Physicians were asked how many preventive care visits they recommend for patients aged birth to 12 years, including visits to a physician and/or nurse practitioner. Respondents reported an average of 9.1 visits in the first 2 years (excluding prenatal or hospital nursery visits) and 7.8 visits after the 2-year visit through age 12 years. Most believed that the AAP periodicity schedule for preventive care (physician visits at ages 2-4 weeks; 2, 4, 6, 12, 15, 18, and 24 months; and 3, 4, 5, 6, 8, 10, and 12 years) was appropriate for their patient population and children in general. For children aged 0 to 2 years, 78% believed there were an appropriate number of recommended visits, 12% stated there were too many, and 11% stated there were too few. For children aged 3 to 12 years, 68% stated that the number of visits was appropriate, 15% stated there were too many, and 17% stated there were too few. When asked about the effect on their patients' health if preventive visits at ages 0 to 2 years were twice as often, 54% believed there would be no effect, 27% predicted a positive effect, and 20% predicted a negative effect. For children aged 3 to 12 years, 50% believed more frequent visits would have no effect, 33% predicted a positive effect, and 17% predicted a negative effect. If preventive visits were half as often, 91% and 80% believed there would be a negative effect on patient health for the age groups 0 to 2 years and 3 to 12 years, respectively. When asked how often they vary the content and emphasis of preventive care visits, most (81%) said occasionally or often. When asked how often they vary the number of preventive care visits, 23% stated that they did so rarely, 44% occasionally, and 24% often.
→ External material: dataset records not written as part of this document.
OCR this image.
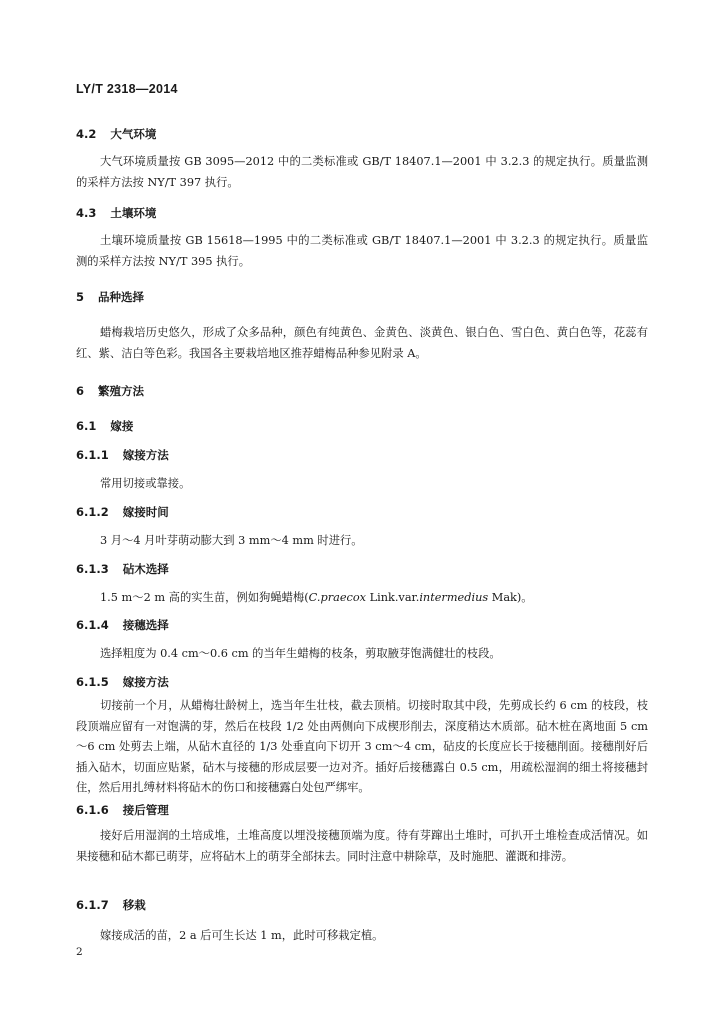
LY/T 2318—2014
4.2 大气环境
大气环境质量按 GB 3095—2012 中的二类标准或 GB/T 18407.1—2001 中 3.2.3 的规定执行。质量监测的采样方法按 NY/T 397 执行。
4.3 土壤环境
土壤环境质量按 GB 15618—1995 中的二类标准或 GB/T 18407.1—2001 中 3.2.3 的规定执行。质量监测的采样方法按 NY/T 395 执行。
5 品种选择
蜡梅栽培历史悠久，形成了众多品种，颜色有纯黄色、金黄色、淡黄色、银白色、雪白色、黄白色等，花蕊有红、紫、洁白等色彩。我国各主要栽培地区推荐蜡梅品种参见附录 A。
6 繁殖方法
6.1 嫁接
6.1.1 嫁接方法
常用切接或靠接。
6.1.2 嫁接时间
3 月～4 月叶芽萌动膨大到 3 mm～4 mm 时进行。
6.1.3 砧木选择
1.5 m～2 m 高的实生苗，例如狗蝇蜡梅(C.praecox Link.var.intermedius Mak)。
6.1.4 接穗选择
选择粗度为 0.4 cm～0.6 cm 的当年生蜡梅的枝条，剪取腋芽饱满健壮的枝段。
6.1.5 嫁接方法
切接前一个月，从蜡梅壮龄树上，选当年生壮枝，截去顶梢。切接时取其中段，先剪成长约 6 cm 的枝段，枝段顶端应留有一对饱满的芽，然后在枝段 1/2 处由两侧向下成楔形削去，深度稍达木质部。砧木桩在离地面 5 cm～6 cm 处剪去上端，从砧木直径的 1/3 处垂直向下切开 3 cm～4 cm，砧皮的长度应长于接穗削面。接穗削好后插入砧木，切面应贴紧，砧木与接穗的形成层要一边对齐。插好后接穗露白 0.5 cm，用疏松湿润的细土将接穗封住，然后用扎缚材料将砧木的伤口和接穗露白处包严绑牢。
6.1.6 接后管理
接好后用湿润的土培成堆，土堆高度以埋没接穗顶端为度。待有芽蹿出土堆时，可扒开土堆检查成活情况。如果接穗和砧木都已萌芽，应将砧木上的萌芽全部抹去。同时注意中耕除草，及时施肥、灌溉和排涝。
6.1.7 移栽
嫁接成活的苗，2 a 后可生长达 1 m，此时可移栽定植。
2
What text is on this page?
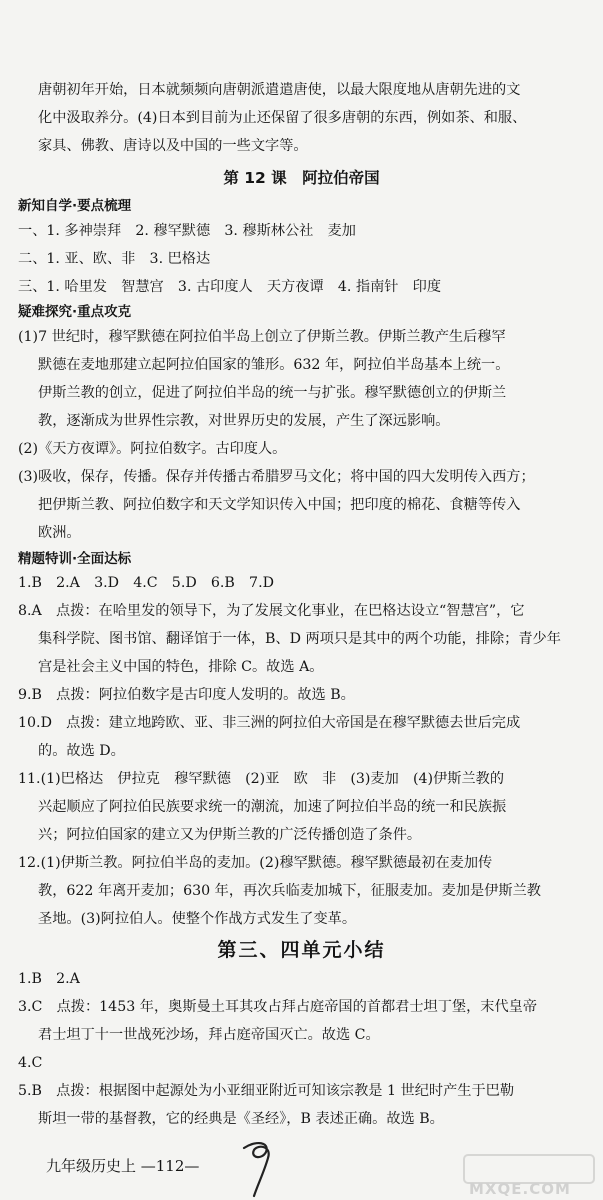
唐朝初年开始，日本就频频向唐朝派遣遣唐使，以最大限度地从唐朝先进的文
化中汲取养分。(4)日本到目前为止还保留了很多唐朝的东西，例如茶、和服、
家具、佛教、唐诗以及中国的一些文字等。
第 12 课　阿拉伯帝国
新知自学·要点梳理
一、1. 多神崇拜　2. 穆罕默德　3. 穆斯林公社　麦加
二、1. 亚、欧、非　3. 巴格达
三、1. 哈里发　智慧宫　3. 古印度人　天方夜谭　4. 指南针　印度
疑难探究·重点攻克
(1)7 世纪时，穆罕默德在阿拉伯半岛上创立了伊斯兰教。伊斯兰教产生后穆罕
默德在麦地那建立起阿拉伯国家的雏形。632 年，阿拉伯半岛基本上统一。
伊斯兰教的创立，促进了阿拉伯半岛的统一与扩张。穆罕默德创立的伊斯兰
教，逐渐成为世界性宗教，对世界历史的发展，产生了深远影响。
(2)《天方夜谭》。阿拉伯数字。古印度人。
(3)吸收，保存，传播。保存并传播古希腊罗马文化；将中国的四大发明传入西方；
把伊斯兰教、阿拉伯数字和天文学知识传入中国；把印度的棉花、食糖等传入
欧洲。
精题特训·全面达标
1.B　2.A　3.D　4.C　5.D　6.B　7.D
8.A　点拨：在哈里发的领导下，为了发展文化事业，在巴格达设立“智慧宫”，它
集科学院、图书馆、翻译馆于一体，B、D 两项只是其中的两个功能，排除；青少年
宫是社会主义中国的特色，排除 C。故选 A。
9.B　点拨：阿拉伯数字是古印度人发明的。故选 B。
10.D　点拨：建立地跨欧、亚、非三洲的阿拉伯大帝国是在穆罕默德去世后完成
的。故选 D。
11.(1)巴格达　伊拉克　穆罕默德　(2)亚　欧　非　(3)麦加　(4)伊斯兰教的
兴起顺应了阿拉伯民族要求统一的潮流，加速了阿拉伯半岛的统一和民族振
兴；阿拉伯国家的建立又为伊斯兰教的广泛传播创造了条件。
12.(1)伊斯兰教。阿拉伯半岛的麦加。(2)穆罕默德。穆罕默德最初在麦加传
教，622 年离开麦加；630 年，再次兵临麦加城下，征服麦加。麦加是伊斯兰教
圣地。(3)阿拉伯人。使整个作战方式发生了变革。
第三、四单元小结
1.B　2.A
3.C　点拨：1453 年，奥斯曼土耳其攻占拜占庭帝国的首都君士坦丁堡，末代皇帝
君士坦丁十一世战死沙场，拜占庭帝国灭亡。故选 C。
4.C
5.B　点拨：根据图中起源处为小亚细亚附近可知该宗教是 1 世纪时产生于巴勒
斯坦一带的基督教，它的经典是《圣经》，B 表述正确。故选 B。
九年级历史上 —112—
MXQE.COM
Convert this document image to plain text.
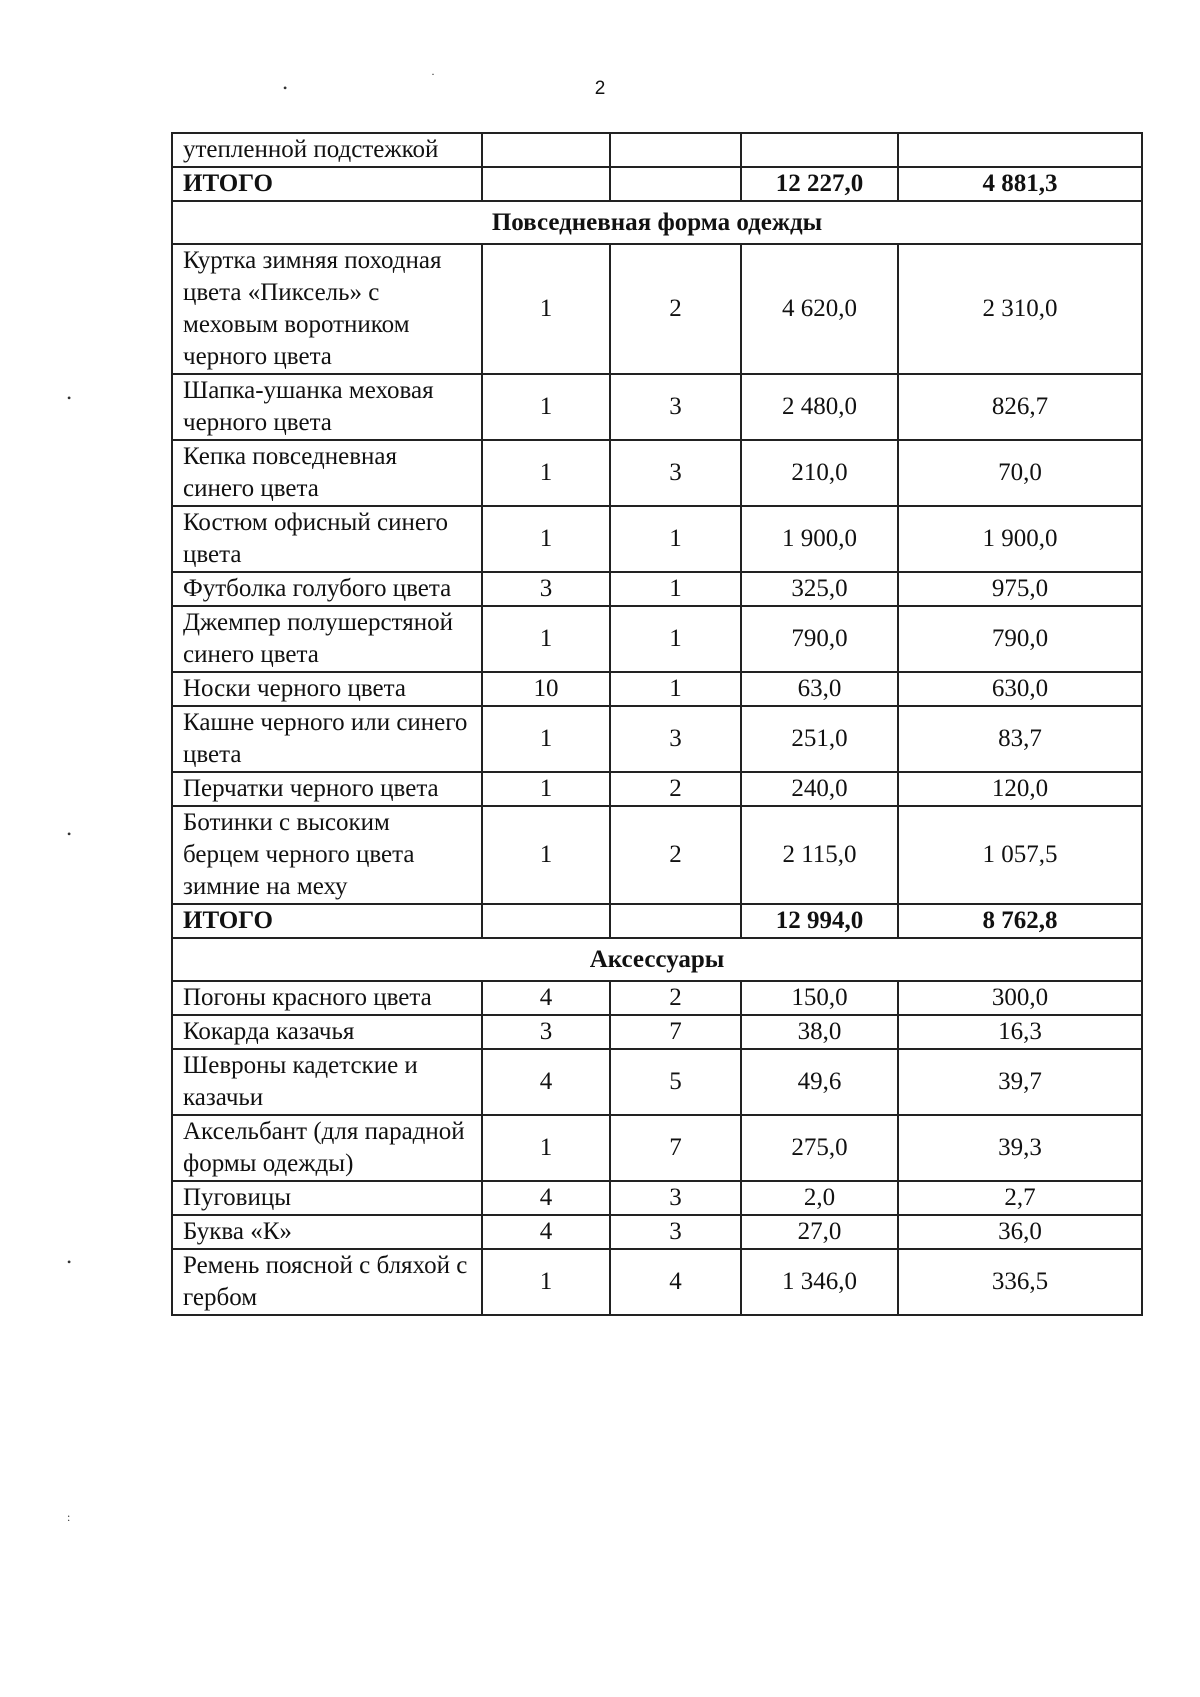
2
•
·
•
•
•
:
утепленной подстежкой				
ИТОГО			12 227,0	4 881,3
Повседневная форма одежды				
Куртка зимняя походная цвета «Пиксель» с меховым воротником черного цвета	1	2	4 620,0	2 310,0
Шапка-ушанка меховая черного цвета	1	3	2 480,0	826,7
Кепка повседневная синего цвета	1	3	210,0	70,0
Костюм офисный синего цвета	1	1	1 900,0	1 900,0
Футболка голубого цвета	3	1	325,0	975,0
Джемпер полушерстяной синего цвета	1	1	790,0	790,0
Носки черного цвета	10	1	63,0	630,0
Кашне черного или синего цвета	1	3	251,0	83,7
Перчатки черного цвета	1	2	240,0	120,0
Ботинки с высоким берцем черного цвета зимние на меху	1	2	2 115,0	1 057,5
ИТОГО			12 994,0	8 762,8
Аксессуары				
Погоны красного цвета	4	2	150,0	300,0
Кокарда казачья	3	7	38,0	16,3
Шевроны кадетские и казачьи	4	5	49,6	39,7
Аксельбант (для парадной формы одежды)	1	7	275,0	39,3
Пуговицы	4	3	2,0	2,7
Буква «К»	4	3	27,0	36,0
Ремень поясной с бляхой с гербом	1	4	1 346,0	336,5
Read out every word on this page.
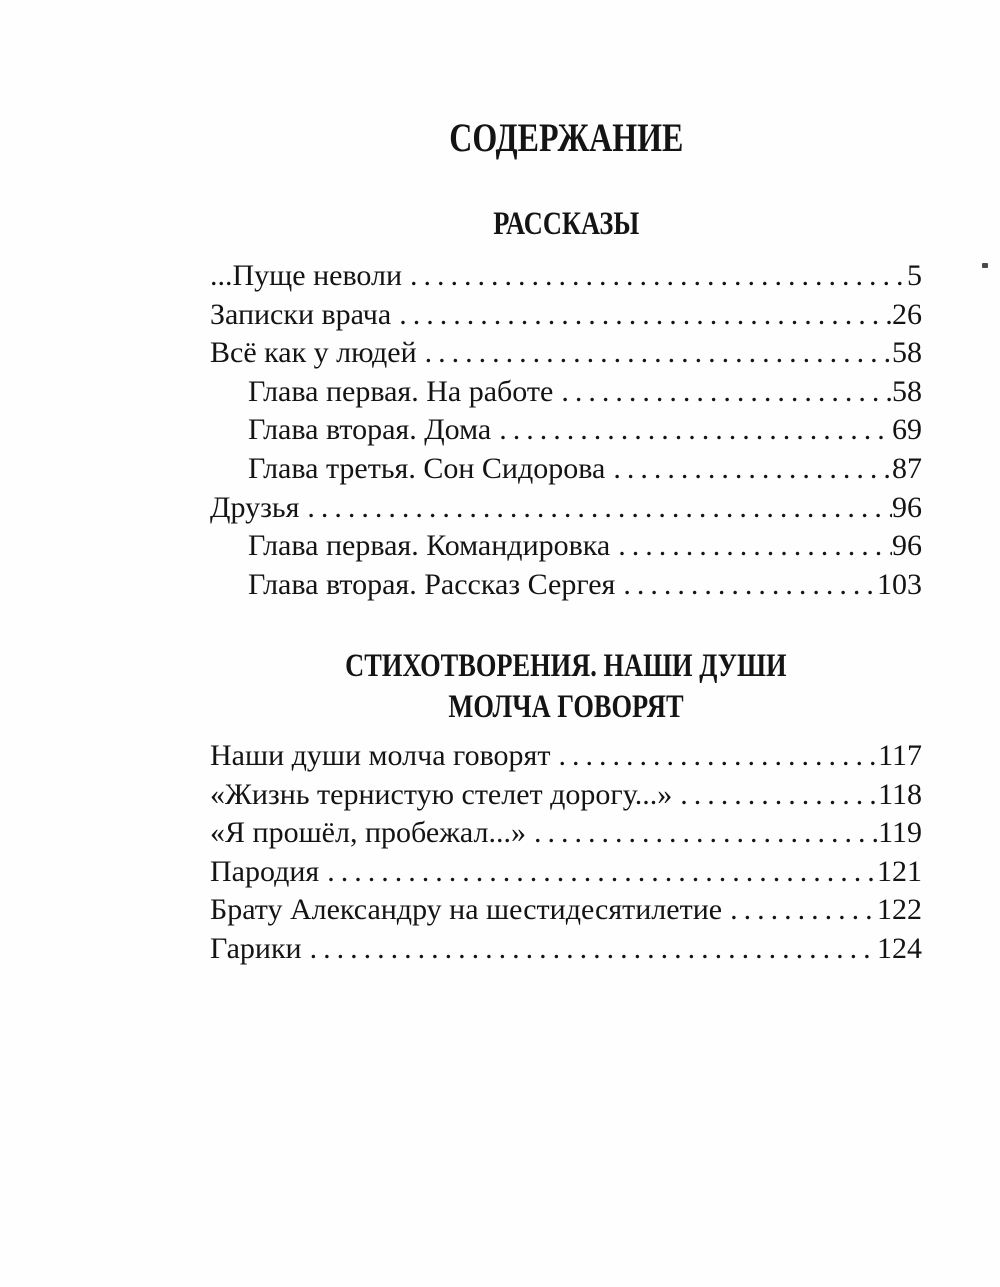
СОДЕРЖАНИЕ
РАССКАЗЫ
...Пуще неволи .....	5
Записки врача .....	26
Всё как у людей .....	58
Глава первая. На работе .....	58
Глава вторая. Дома .....	69
Глава третья. Сон Сидорова .....	87
Друзья .....	96
Глава первая. Командировка .....	96
Глава вторая. Рассказ Сергея .....	103
СТИХОТВОРЕНИЯ. НАШИ ДУШИ
МОЛЧА ГОВОРЯТ
Наши души молча говорят .....	117
«Жизнь тернистую стелет дорогу...» .....	118
«Я прошёл, пробежал...» .....	119
Пародия .....	121
Брату Александру на шестидесятилетие .....	122
Гарики .....	124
Physicians were asked, "During preventive care visits, who usually asks most of the questions and determines the topics of discussion?" Eighty-two percent stated that this was done predominantly by the physician and 18% stated that it was predominantly the parent. When physicians were asked, "Who would you prefer to ask the questions and determine the topics of discussion?" 52% stated the physician and 48% stated the parent.

Physicians were asked about their goals for preventive care visits in 6 areas of health supervision: biomedical, development, behavior, family functioning, safety education, and supportive interpersonal interaction. They were asked to assess the importance of these goals in preventive care visits and rate how well they think they achieve these goals (Table 1). All goals were individually rated as very important. Ensuring physical health of children ranked the highest among the 6 goals. Most respondents thought they were good to excellent at achieving these goals, especially in areas of physical health, development, and developing a supportive relationship. Lower proportions of respondents felt they were good to excellent at ensuring a healthy family environment (50%), ensuring emotional health and dealing with behavior problems (70%), and educating about safety issues (73%).

Table 1. 
Image not available
Physician Goals in Child Health Supervision and Opinion Regarding Whether the Goals Are Achieved in Practice (N = 556)

Fifty-three percent of respondents agreed that they do "have enough time to provide counseling to parents about changing health-related behaviors," with 29% disagreeing and 18% neutral. Fifty-seven percent agreed that, "In general, I get adequate respect for my preventive efforts" (20% disagreeing, 23% neutral). Only 17% agreed that, "I get adequate reimbursement for my preventive efforts" (62% disagreeing, 21% neutral). There were no significant relationships between percentage of patients in managed care and concerns about time or reimbursement for preventive efforts (time, r=0.07; xdreimbursement,r=0.12).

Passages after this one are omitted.